Applying self-training for semantic segmentation of ground-based cloud images
摘要
Ground-based cloud automatic observation is crucial for meteorological research and disaster early warning, providing essential data for weather prediction and environmental monitoring. However, the scarcity of annotated data significantly limits the performance of deep learning-based semantic segmentation models, which are vital for accurate cloud image analysis. To address this challenge, we propose a novel self-training framework for semantic segmentation of Ground-Based Cloud Images (GBCIs). Our method leverages easily accessible unlabeled images and enhances model generalization by injecting strong noise during the training process. Specifically, we explore four strong noise strategies—Blur, Erasing, Color Jitter, and Grayscale—applied to pseudo labels generated during the self-training process.
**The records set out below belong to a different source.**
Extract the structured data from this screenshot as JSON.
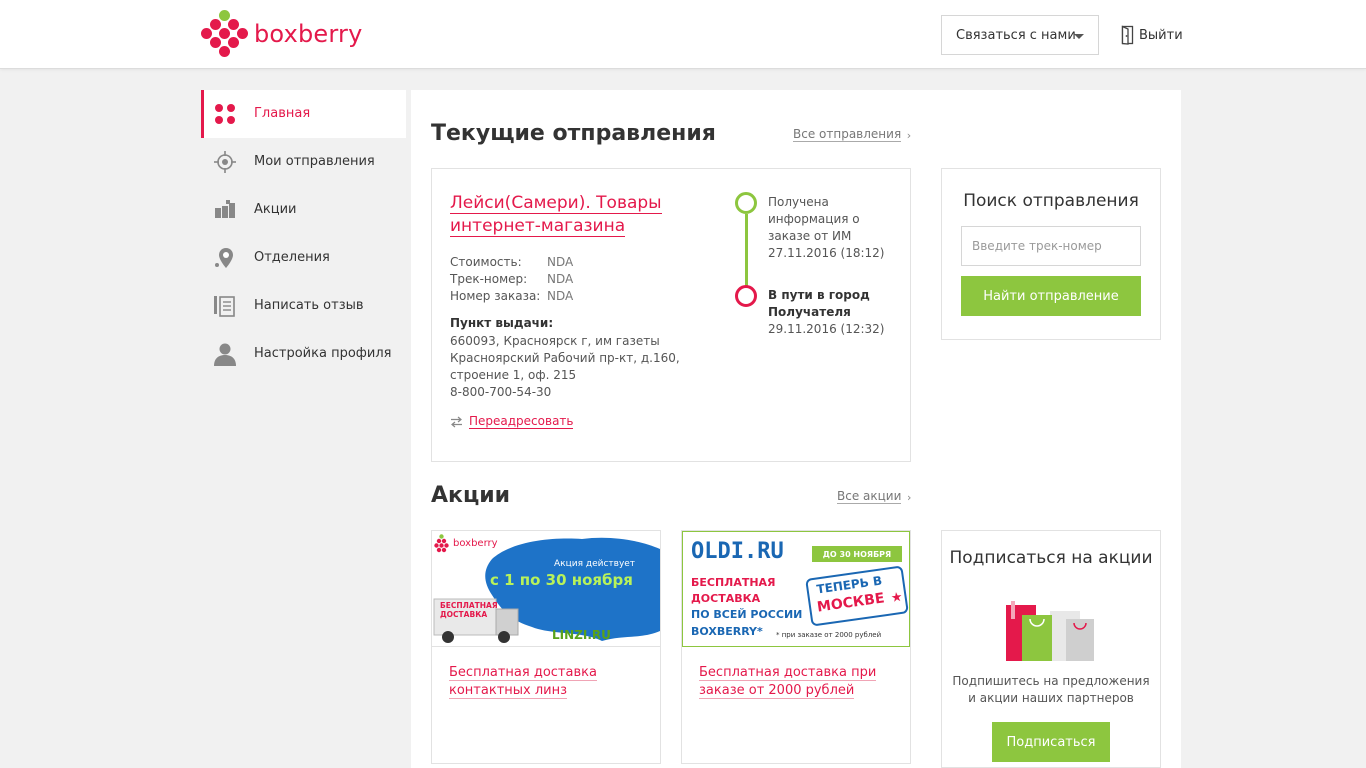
{
  "header": {
    "logo_text": "boxberry",
    "contact_label": "Связаться с нами",
    "logout_label": "Выйти"
  },
  "sidebar": {
    "items": [
      {
        "label": "Главная",
        "icon": "dots-grid-icon",
        "active": true
      },
      {
        "label": "Мои отправления",
        "icon": "target-icon",
        "active": false
      },
      {
        "label": "Акции",
        "icon": "gift-box-icon",
        "active": false
      },
      {
        "label": "Отделения",
        "icon": "map-pin-icon",
        "active": false
      },
      {
        "label": "Написать отзыв",
        "icon": "review-icon",
        "active": false
      },
      {
        "label": "Настройка профиля",
        "icon": "user-icon",
        "active": false
      }
    ]
  },
  "shipments": {
    "title": "Текущие отправления",
    "all_link": "Все отправления",
    "card": {
      "title": "Лейси(Самери). Товары интернет-магазина",
      "fields": [
        {
          "key": "Стоимость:",
          "value": "NDA"
        },
        {
          "key": "Трек-номер:",
          "value": "NDA"
        },
        {
          "key": "Номер заказа:",
          "value": "NDA"
        }
      ],
      "pickup_label": "Пункт выдачи:",
      "pickup_address": "660093, Красноярск г, им газеты Красноярский Рабочий пр-кт, д.160, строение 1, оф. 215",
      "pickup_phone": "8-800-700-54-30",
      "readdress_label": "Переадресовать",
      "timeline": [
        {
          "text": "Получена информация о заказе от ИМ",
          "date": "27.11.2016 (18:12)",
          "status": "done"
        },
        {
          "text": "В пути в город Получателя",
          "date": "29.11.2016 (12:32)",
          "status": "current"
        }
      ]
    }
  },
  "search": {
    "title": "Поиск отправления",
    "placeholder": "Введите трек-номер",
    "button": "Найти отправление"
  },
  "promos": {
    "title": "Акции",
    "all_link": "Все акции",
    "items": [
      {
        "link": "Бесплатная доставка контактных линз",
        "banner": {
          "brand": "boxberry",
          "line1": "Акция действует",
          "line2": "с 1 по 30 ноября",
          "truck_text1": "БЕСПЛАТНАЯ",
          "truck_text2": "ДОСТАВКА",
          "partner": "LINZI.RU"
        }
      },
      {
        "link": "Бесплатная доставка при заказе от 2000 рублей",
        "banner": {
          "brand": "OLDI.RU",
          "badge": "ДО 30 НОЯБРЯ",
          "text1": "БЕСПЛАТНАЯ",
          "text2": "ДОСТАВКА",
          "text3": "ПО ВСЕЙ РОССИИ",
          "text4": "BOXBERRY*",
          "stamp1": "ТЕПЕРЬ В",
          "stamp2": "МОСКВЕ",
          "footnote": "* при заказе от 2000 рублей"
        }
      }
    ]
  },
  "subscribe": {
    "title": "Подписаться на акции",
    "text": "Подпишитесь на предложения и акции наших партнеров",
    "button": "Подписаться"
  },
  "colors": {
    "brand_red": "#e4194b",
    "brand_green": "#8dc63f"
  }
}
Experimental results show that Blur and Erasing strategies significantly improve segmentation performance across different network architectures, such as UNet, PSPNet, and DeepLabv3+. In contrast, Color Jitter and Grayscale augmentations degrade accuracy by disrupting critical color information necessary for distinguishing subtle cloud features. This finding emphasizes the importance of carefully tailored augmentation strategies. Our comprehensive evaluation demonstrates that, when appropriately selected, noise injection can effectively utilize vast amounts of unlabeled data, enhancing segmentation accuracy and robustness. The proposed self-training framework shows great promise for GBCI segmentation, providing a scalable and efficient solution when annotated data resources are limited.